Ingredients as Cultural Markers
Muratina was traditionally made using four core ingredients: water (maaĩ), sugarcane juice (ngogoyo), honey (ũũkĩ), and the mũratina fruit. Each ingredient had both a practical role and a culturally understood meaning.
Water (Maaĩ)
Water formed the base of the brew. Culturally, it was associated with purity, truth, righteousness, and self-control. Its adaptability — taking the shape of its container — was often used to illustrate how one should uphold truth while adjusting to circumstances.
Sugarcane Juice (Ngogoyo)
Sugarcane juice provided fermentable sugars. Its segmented structure informed its symbolism. The less sweet upper segments represented youth and inexperience, while the sweeter lower segments represented maturity and wisdom. Different sugarcane varieties were also used to illustrate learning from multiple sources.
Honey (Ũũkĩ)
Honey symbolized hard work, wealth, and collective identity. Bees were frequently referenced as models of social organization: working in colonies, defending only when necessary, returning to their hive, and extracting value even from difficult environments. Honey reinforced ideas of cooperation, discipline, and responsibility to one’s community.
Mũratina Fruit
The sausage fruit was not picked from the tree; it was used only after falling naturally. This was understood to represent maturity and natural readiness. The many seeds inside the fruit symbolized fertility, posterity, and continuity. Traditional belief also associated the fruit with strength and vitality into old age.
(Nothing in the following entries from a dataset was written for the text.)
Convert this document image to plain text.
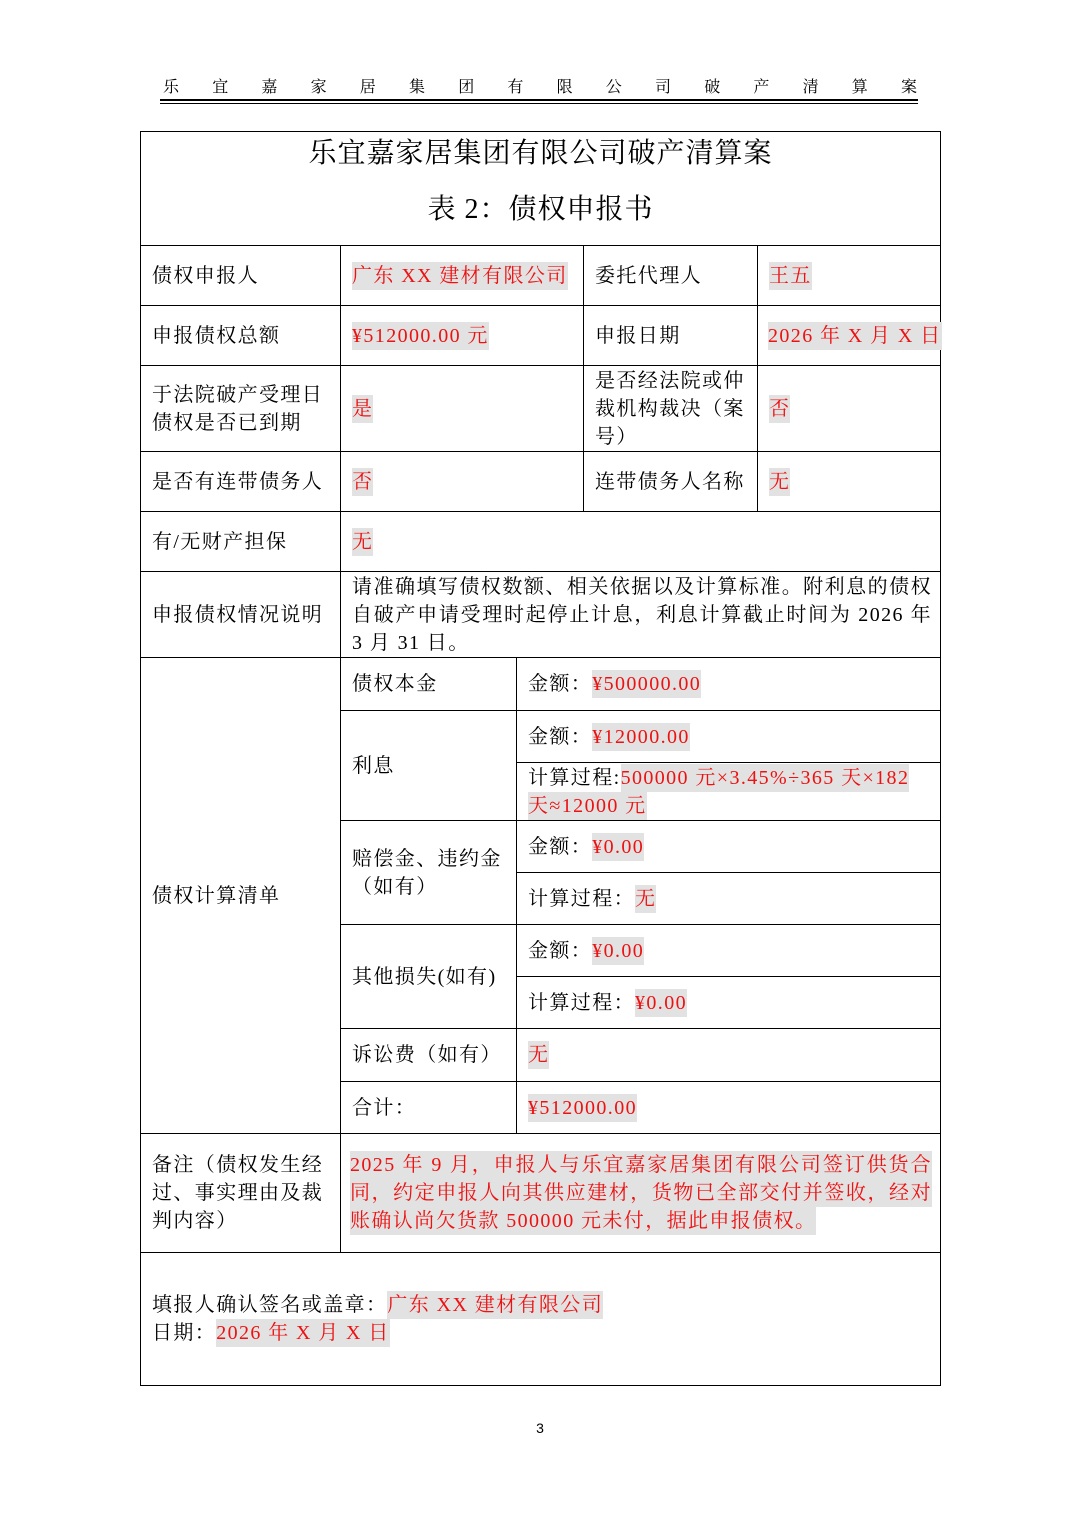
乐 宜 嘉 家 居 集 团 有 限 公 司 破 产 清 算 案
乐宜嘉家居集团有限公司破产清算案
表 2：债权申报书				

债权申报人	广东 XX 建材有限公司		委托代理人	王五
申报债权总额	¥512000.00 元		申报日期	2026 年 X 月 X 日
于法院破产受理日债权是否已到期	是		是否经法院或仲裁机构裁决（案号）	否
是否有连带债务人	否		连带债务人名称	无
有/无财产担保	无			
申报债权情况说明	请准确填写债权数额、相关依据以及计算标准。附利息的债权自破产申请受理时起停止计息，利息计算截止时间为 2026 年 3 月 31 日。			
债权计算清单	债权本金	金额：¥500000.00		
	利息	金额：¥12000.00		
		计算过程:500000 元×3.45%÷365 天×182 天≈12000 元		
	赔偿金、违约金（如有）	金额：¥0.00		
		计算过程：无		
	其他损失(如有)	金额：¥0.00		
		计算过程：¥0.00		
	诉讼费（如有）	无		
	合计：	¥512000.00		
备注（债权发生经过、事实理由及裁判内容）	2025 年 9 月，申报人与乐宜嘉家居集团有限公司签订供货合同，约定申报人向其供应建材，货物已全部交付并签收，经对账确认尚欠货款 500000 元未付，据此申报债权。			

填报人确认签名或盖章：广东 XX 建材有限公司
日期：2026 年 X 月 X 日				
3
Preparation, Vessels, and Rules of Use
Muratina was brewed in large gourds known as ndua and served from medium-sized gourds called nyanja. Men and women used different drinking vessels, reflecting established social roles.
Consumption followed clear rules:
Muratina was shared, not portioned
The order of drinking mattered
Elders drank first because they were expected to speak, bless, or decide
Refusing to drink muratina was acceptable. Disrespecting the process was not.
During significant occasions, muratina was also used for blessing. A small amount might be poured onto the ground for ancestors, and a little applied to the hands or chest before words of blessing were spoken. Through this, muratina was understood to connect the unborn, the living, and the ancestors, with Ngai as witness.
Parting Shot.
Understanding muratina only as a traditional alcoholic drink misses its primary cultural role. It functioned as a structured social tool, governed by rules, symbolism, and purpose.
After the ululations had done their work, muratina ensured that celebration was followed by reflection, and that spoken blessings were anchored in collective responsibility.
In this way, muratina did not replace ngemi.It completed it.